As for rendering the thing... This scene is a complex scene. It has TWELVE people in it, and that's just going to make things go super slow. It would likely be faster to do the following.
1) Get a picture of the classroom room with a camera and lighting setup with 0 people.
2) Render the 4 people in section 1. Save it. Delete the people.
3) Render the 4 people in section 2. Save it. Delete the people.
4) Render the 4 people in section 3. Save it. Delete the people.
5) Take Images 1,2, and 3 and combine them in a way so that all 12 people are there.
Sometimes attempting a big image like this with 12 can cause things to freeze or other errors (maybe even over heat)

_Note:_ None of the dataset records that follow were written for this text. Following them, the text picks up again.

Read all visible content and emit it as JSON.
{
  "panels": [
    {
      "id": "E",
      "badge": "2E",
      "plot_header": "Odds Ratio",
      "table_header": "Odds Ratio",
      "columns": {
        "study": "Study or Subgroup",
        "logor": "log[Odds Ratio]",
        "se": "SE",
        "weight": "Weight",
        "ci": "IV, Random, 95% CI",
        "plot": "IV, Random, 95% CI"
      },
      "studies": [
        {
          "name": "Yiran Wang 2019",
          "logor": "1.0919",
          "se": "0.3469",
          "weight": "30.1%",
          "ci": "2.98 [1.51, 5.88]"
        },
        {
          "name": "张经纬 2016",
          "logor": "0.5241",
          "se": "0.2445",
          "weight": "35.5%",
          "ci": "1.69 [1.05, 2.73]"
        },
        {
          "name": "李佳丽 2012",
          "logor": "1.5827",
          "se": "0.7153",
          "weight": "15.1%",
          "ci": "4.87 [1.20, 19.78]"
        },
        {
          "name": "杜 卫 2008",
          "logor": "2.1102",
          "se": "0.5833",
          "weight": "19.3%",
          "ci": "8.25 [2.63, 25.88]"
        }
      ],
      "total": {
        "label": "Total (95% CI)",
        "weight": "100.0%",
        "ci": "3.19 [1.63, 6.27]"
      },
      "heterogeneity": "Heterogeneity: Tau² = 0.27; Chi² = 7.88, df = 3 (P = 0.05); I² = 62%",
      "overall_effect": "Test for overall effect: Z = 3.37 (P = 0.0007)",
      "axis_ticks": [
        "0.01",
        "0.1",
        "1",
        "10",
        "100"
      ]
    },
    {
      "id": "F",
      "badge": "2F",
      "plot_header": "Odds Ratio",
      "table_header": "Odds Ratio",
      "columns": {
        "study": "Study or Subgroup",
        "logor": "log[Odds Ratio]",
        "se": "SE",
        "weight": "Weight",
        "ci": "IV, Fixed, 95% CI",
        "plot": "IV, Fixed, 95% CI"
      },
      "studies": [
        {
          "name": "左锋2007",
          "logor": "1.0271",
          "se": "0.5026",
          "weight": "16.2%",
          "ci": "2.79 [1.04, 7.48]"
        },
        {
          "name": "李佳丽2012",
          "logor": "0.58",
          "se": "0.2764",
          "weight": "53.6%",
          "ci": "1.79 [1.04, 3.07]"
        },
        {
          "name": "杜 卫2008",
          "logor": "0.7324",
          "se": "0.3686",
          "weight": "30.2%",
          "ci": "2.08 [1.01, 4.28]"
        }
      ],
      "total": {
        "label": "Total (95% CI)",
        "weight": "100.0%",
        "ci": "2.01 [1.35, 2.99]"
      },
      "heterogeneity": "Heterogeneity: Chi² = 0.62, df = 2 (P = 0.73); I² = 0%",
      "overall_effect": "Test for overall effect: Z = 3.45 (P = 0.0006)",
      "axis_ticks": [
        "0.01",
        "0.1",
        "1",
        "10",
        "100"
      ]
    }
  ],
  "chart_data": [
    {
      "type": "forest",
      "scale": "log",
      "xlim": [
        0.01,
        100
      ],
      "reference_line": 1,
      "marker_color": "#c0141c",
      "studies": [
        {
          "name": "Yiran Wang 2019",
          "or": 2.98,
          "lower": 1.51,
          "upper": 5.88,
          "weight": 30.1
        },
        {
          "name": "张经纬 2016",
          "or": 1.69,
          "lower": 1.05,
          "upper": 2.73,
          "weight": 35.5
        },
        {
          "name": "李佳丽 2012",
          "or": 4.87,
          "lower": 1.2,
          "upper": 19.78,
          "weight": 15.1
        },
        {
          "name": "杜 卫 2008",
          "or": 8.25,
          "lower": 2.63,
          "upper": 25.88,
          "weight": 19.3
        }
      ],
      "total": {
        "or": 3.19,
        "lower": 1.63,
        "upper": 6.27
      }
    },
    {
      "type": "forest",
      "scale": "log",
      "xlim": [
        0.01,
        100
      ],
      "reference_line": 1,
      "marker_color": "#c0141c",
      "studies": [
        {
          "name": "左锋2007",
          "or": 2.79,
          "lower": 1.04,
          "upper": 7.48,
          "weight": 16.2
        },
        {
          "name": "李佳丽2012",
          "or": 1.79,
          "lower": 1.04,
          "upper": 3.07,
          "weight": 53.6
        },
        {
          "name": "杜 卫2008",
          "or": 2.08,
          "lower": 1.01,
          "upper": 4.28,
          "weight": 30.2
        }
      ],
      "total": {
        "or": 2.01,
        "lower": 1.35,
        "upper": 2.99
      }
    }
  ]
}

Many developers on Patreon have difficulties because the method of development is incorrect with the game industry standards.
If you must produce a movie, you have no choice but to render the full scene, and can take several hours or days to render even in multiple computers. If you pretend to produce an image for posters and publicity, you may have to render the full scene, but a sole image only takes several minutes in a middle specs rig depending on the quality and size of the resulting image. The arduous process is the pose and compose for the scene.
Then you may have the problem of lacking video ram, from a developer perspective, while making a scene and due to the weight of many 3D meshes and effects on the scene. But again this is only when you have to render an animation, generally video.
Devs for Visual Novels like AW&M tend to render images for the users to load each time they make an update, and that has a bad consequence, it increases the file size of the whole project. Most Novels are now to nearly 2GB with little content, being basically 2D.
A real 2D game is made of static images, sprites and transparency masks.
So in this scene for example, you have to render the static background, those images which never change (If you need day and night, then you would have two backgrounds). Those can be reused multiple times every time a scene occurs at the same place.
Then the sprites are the moving objects, people and items. Those are rendered in the 3D program alone with a transparent background or chroma. These can be rendered doing different moves and tasks, most of them can be reused on multiple scenes. And finally to interlace backgrounds with sprites...these are put on layers and then with the use of a transparency mask, which is basically a black & white solid image to indicate the main program which parts of an image are visible through other images on upper layers, you can make it work. All the stuff, however, is controlled by code... and that is more complex than linking simple images in an array.
Sorry for the long text, but I thought it was needed some explanation after the arguing in the previous posts.